Received 15 July 2011; Accepted 5 September 2011

Academic Editors: M. H. Eichbaum and J. Higgins

Copyright © 2011 Reiko Tanaka et al. This is an open access article distributed under the Creative Commons Attribution License, which permits unrestricted use, distribution, and reproduction in any medium, provided the original work is properly cited.


Klippel-Trenaunay syndrome (KTS) is a rare congenital disease, and extensive cutaneous hemangiomas and abnormal venous vessels are characteristic. In our case, to manage her pregnancy with KTS, whole-body MRA was performed before delivery. A 29-year-old woman was referred at 28 weeks because of prominent vulvovaginal varicosities due to KTS. At 35 weeks, hypertrophy and multiple venous varicosities of her leg as well as massive vulvovaginal varicosities became prominent with a normal coagulation profile.

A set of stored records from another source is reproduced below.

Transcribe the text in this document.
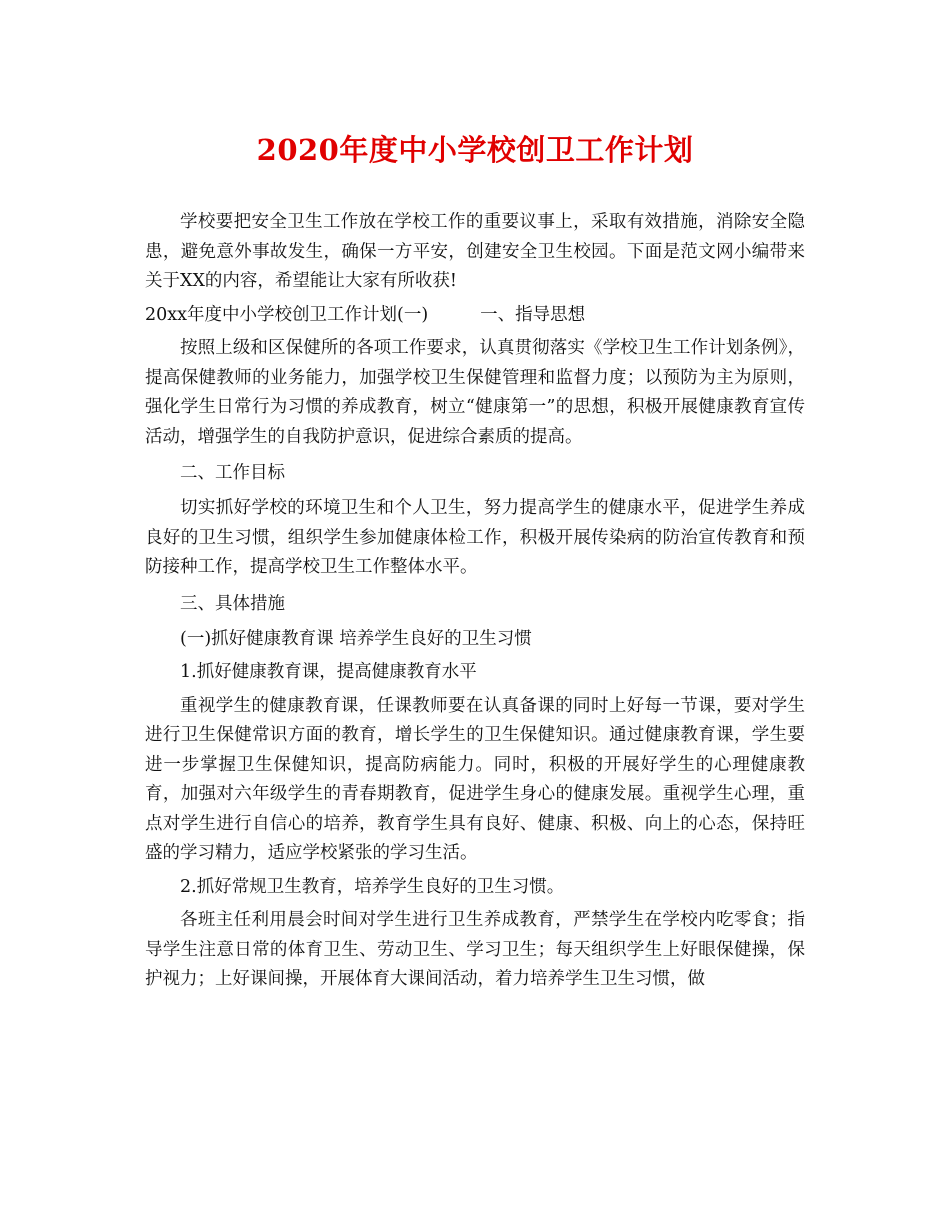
2020年度中小学校创卫工作计划

学校要把安全卫生工作放在学校工作的重要议事上，采取有效措施，消除安全隐患，避免意外事故发生，确保一方平安，创建安全卫生校园。下面是范文网小编带来关于XX的内容，希望能让大家有所收获!

20xx年度中小学校创卫工作计划(一)	一、指导思想

按照上级和区保健所的各项工作要求，认真贯彻落实《学校卫生工作计划条例》，提高保健教师的业务能力，加强学校卫生保健管理和监督力度；以预防为主为原则，强化学生日常行为习惯的养成教育，树立“健康第一”的思想，积极开展健康教育宣传活动，增强学生的自我防护意识，促进综合素质的提高。

二、工作目标

切实抓好学校的环境卫生和个人卫生，努力提高学生的健康水平，促进学生养成良好的卫生习惯，组织学生参加健康体检工作，积极开展传染病的防治宣传教育和预防接种工作，提高学校卫生工作整体水平。

三、具体措施

(一)抓好健康教育课 培养学生良好的卫生习惯

1.抓好健康教育课，提高健康教育水平

重视学生的健康教育课，任课教师要在认真备课的同时上好每一节课，要对学生进行卫生保健常识方面的教育，增长学生的卫生保健知识。通过健康教育课，学生要进一步掌握卫生保健知识，提高防病能力。同时，积极的开展好学生的心理健康教育，加强对六年级学生的青春期教育，促进学生身心的健康发展。重视学生心理，重点对学生进行自信心的培养，教育学生具有良好、健康、积极、向上的心态，保持旺盛的学习精力，适应学校紧张的学习生活。

2.抓好常规卫生教育，培养学生良好的卫生习惯。

各班主任利用晨会时间对学生进行卫生养成教育，严禁学生在学校内吃零食；指导学生注意日常的体育卫生、劳动卫生、学习卫生；每天组织学生上好眼保健操，保护视力；上好课间操，开展体育大课间活动，着力培养学生卫生习惯，做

Systematic MRAs revealed hemangiomas and varicosities in the right leg, the lower abdomen, and the pubic region, while no obvious AVM was detected around the bronchial tube and spine. We decided to deliver her baby by cesarean section at 37 weeks under general anesthesia, and a healthy baby was delivered. No blood transfusion was required. Prophylaxis against thrombosis was performed after the operation. She was discharged with her baby. Her vulvovaginal varicosities shrunk considerably one month later.